Die Bundesministerin für Justiz wird ersucht, dem Nationalrat einen Gesetzesvorschlag zuzuleiten, welcher folgende wesentliche Elemente enthalten soll:

 

-   Verfassungsrechtliche Verankerung eines Bundesstaatsanwaltes / einer Bundesstaatsanwältin, der bzw. die künftig, statt wie bisher die Bundesministerin für Justiz, die Weisungsspitze gegenüber den staatsanwaltlichen Behörden darstellen soll.

-   Der Bundesstaatsanwalt /die Bundesstaatsanwältin ist unabhängig und weisungsfrei. Ihm / ihr kommt auch die Diensthoheit gegenüber den staatsanwaltlichen Behörden zu.

-   Wenn der Begriff „Bundesstaatsanwalt“ durch den Begriff „Generalstaatsanwalt“ ersetzt wird, ist dies eine tragbare Alternative.

-   Ernennungsvorgang: Der Bundesstaatsanwalt /die Bundesstaatsanwältin soll aufgrund eines Vorschlages des Hauptausschusses vom Nationalrat in Anwesenheit von mindestens der Hälfte der Mitglieder und einer Mehrheit von zwei Drittel der abgegebenen Stimmen gewählt werden.

-   Dem Vorschlag des Hauptausschusses des Nationalrates hat eine öffentliche Ausschreibung voranzugehen. Der Hauptausschuss hat eine öffentliche Anhörung durchzuführen, an der VertreterInnen der Richter*innen und Staatsanwält*innen zu beteiligen sind. Näheres soll in der Geschäftsordnung des Nationalrates geregelt werden.

-   Dem Bundesstaatsanwalt /der Bundesstaatsanwältin soll die Stellung eines obersten Organes zukommen. Dies bedeutet, er bzw. sie soll hinsichtlich der Verantwortlichkeit den Mitgliedern der Bundesregierung – mit Einschränkungen – gleichgestellt sein.
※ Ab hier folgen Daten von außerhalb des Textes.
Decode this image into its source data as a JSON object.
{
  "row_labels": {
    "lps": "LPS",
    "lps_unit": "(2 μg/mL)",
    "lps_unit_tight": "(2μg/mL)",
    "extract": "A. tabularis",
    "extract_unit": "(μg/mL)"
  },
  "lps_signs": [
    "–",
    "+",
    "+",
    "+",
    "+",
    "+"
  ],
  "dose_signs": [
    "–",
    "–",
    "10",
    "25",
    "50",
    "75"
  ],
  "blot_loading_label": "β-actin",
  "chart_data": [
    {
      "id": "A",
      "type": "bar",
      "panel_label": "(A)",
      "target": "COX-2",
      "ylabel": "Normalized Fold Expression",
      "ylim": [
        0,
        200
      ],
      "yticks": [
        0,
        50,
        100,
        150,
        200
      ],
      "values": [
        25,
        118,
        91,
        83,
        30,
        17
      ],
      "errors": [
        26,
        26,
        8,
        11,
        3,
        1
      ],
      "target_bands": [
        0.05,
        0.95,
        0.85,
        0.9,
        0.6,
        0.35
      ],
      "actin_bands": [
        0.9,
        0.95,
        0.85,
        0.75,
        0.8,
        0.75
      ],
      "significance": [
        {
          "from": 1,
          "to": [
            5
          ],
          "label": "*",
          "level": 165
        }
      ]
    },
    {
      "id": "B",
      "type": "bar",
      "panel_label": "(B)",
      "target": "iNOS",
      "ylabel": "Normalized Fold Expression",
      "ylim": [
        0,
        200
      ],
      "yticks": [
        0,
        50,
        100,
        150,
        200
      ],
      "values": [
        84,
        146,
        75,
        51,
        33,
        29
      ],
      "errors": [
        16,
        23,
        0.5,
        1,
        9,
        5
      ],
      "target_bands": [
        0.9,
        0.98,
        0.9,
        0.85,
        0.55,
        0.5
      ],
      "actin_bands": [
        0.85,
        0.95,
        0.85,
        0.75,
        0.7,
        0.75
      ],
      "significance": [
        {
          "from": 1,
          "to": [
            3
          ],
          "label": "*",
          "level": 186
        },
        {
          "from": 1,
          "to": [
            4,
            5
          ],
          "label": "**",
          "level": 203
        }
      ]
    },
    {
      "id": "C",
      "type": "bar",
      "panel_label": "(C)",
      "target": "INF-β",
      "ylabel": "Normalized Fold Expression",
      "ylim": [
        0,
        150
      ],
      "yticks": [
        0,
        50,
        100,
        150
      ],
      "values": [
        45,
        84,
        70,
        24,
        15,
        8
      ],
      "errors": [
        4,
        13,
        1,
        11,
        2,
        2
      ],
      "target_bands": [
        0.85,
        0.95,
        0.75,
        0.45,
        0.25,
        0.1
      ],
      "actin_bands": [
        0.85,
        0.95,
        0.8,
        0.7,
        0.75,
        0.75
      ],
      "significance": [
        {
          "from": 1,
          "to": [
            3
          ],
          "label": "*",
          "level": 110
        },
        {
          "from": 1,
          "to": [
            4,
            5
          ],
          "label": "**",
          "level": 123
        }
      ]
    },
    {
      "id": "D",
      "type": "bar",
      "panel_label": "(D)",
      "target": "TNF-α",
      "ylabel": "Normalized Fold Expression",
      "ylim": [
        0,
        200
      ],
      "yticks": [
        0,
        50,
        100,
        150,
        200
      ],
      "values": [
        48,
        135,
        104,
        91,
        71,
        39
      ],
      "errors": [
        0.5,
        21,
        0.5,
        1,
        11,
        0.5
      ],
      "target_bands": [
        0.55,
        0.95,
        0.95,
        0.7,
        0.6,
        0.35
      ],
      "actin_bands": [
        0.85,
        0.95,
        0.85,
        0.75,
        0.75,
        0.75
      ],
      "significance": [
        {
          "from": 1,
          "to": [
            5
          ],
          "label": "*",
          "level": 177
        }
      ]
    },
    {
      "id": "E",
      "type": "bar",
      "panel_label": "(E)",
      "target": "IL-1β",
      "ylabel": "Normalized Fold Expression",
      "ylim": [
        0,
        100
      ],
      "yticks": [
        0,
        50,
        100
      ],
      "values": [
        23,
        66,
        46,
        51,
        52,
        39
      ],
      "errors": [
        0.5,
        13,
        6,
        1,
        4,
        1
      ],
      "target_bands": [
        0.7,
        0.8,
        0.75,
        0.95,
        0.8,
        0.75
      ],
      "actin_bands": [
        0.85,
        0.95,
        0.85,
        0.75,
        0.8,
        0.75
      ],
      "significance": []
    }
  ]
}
-   Diese Einschränkungen bestehen zum einen darin, dass ein Misstrauensantrag gemäß Art. 74 B-VG gegen den Bundesstaatsanwalt / die Bundesstaatsanwältin nicht möglich sein soll. Weiters sollen dem Nationalrat und Bundesrat gegenüber dem Bundesstaatsanwalt / der Bundesstaatsanwältin die Befugnisse gemäß Art. 52 (Interpellationsrechte) und Art. 53 (Untersuchungsausschuss) nicht zukommen, soweit es sich um laufende Verfahren bis zur Anklageerhebung bezieht.

-   Die Amtsperiode des Bundesstaatsanwaltes / der Bundesstaatsanwältin beträgt 12 Jahre. Eine Wiederwahl ist nicht zulässig.

-   Eine vorzeitige Amtsenthebung kommt nur in Betracht, wenn der Nationalrat mit Zweidrittelmehrheit an den Verfassungsgerichtshof den Antrag stellt, den Bundesstaatsanwalt /die Bundesstaatsanwältin vom Amt zu entheben und dieser nach einem geordneten Verfahren bei Vorliegen der gesetzlich definierten Voraussetzungen eine solche Amtsenthebung mit Mehrheit beschließt.

-   Als Bundesstaatsanwalt / Bundesstaatsanwältin kommt nur infrage, wer über die Richter*innenamtsprüfung verfügt und eine gewisse vom Gesetzgeber festgelegte Anzahl von Jahren in der Staatsanwaltschaft verbracht hat, zum Teil in leitender Funktion.

-   Der Bundesstaatsanwalt / die Bundesstaatsanwältin soll in den letzten fünf Jahren vor der Ernennung kein politisches Amt innegehabt haben.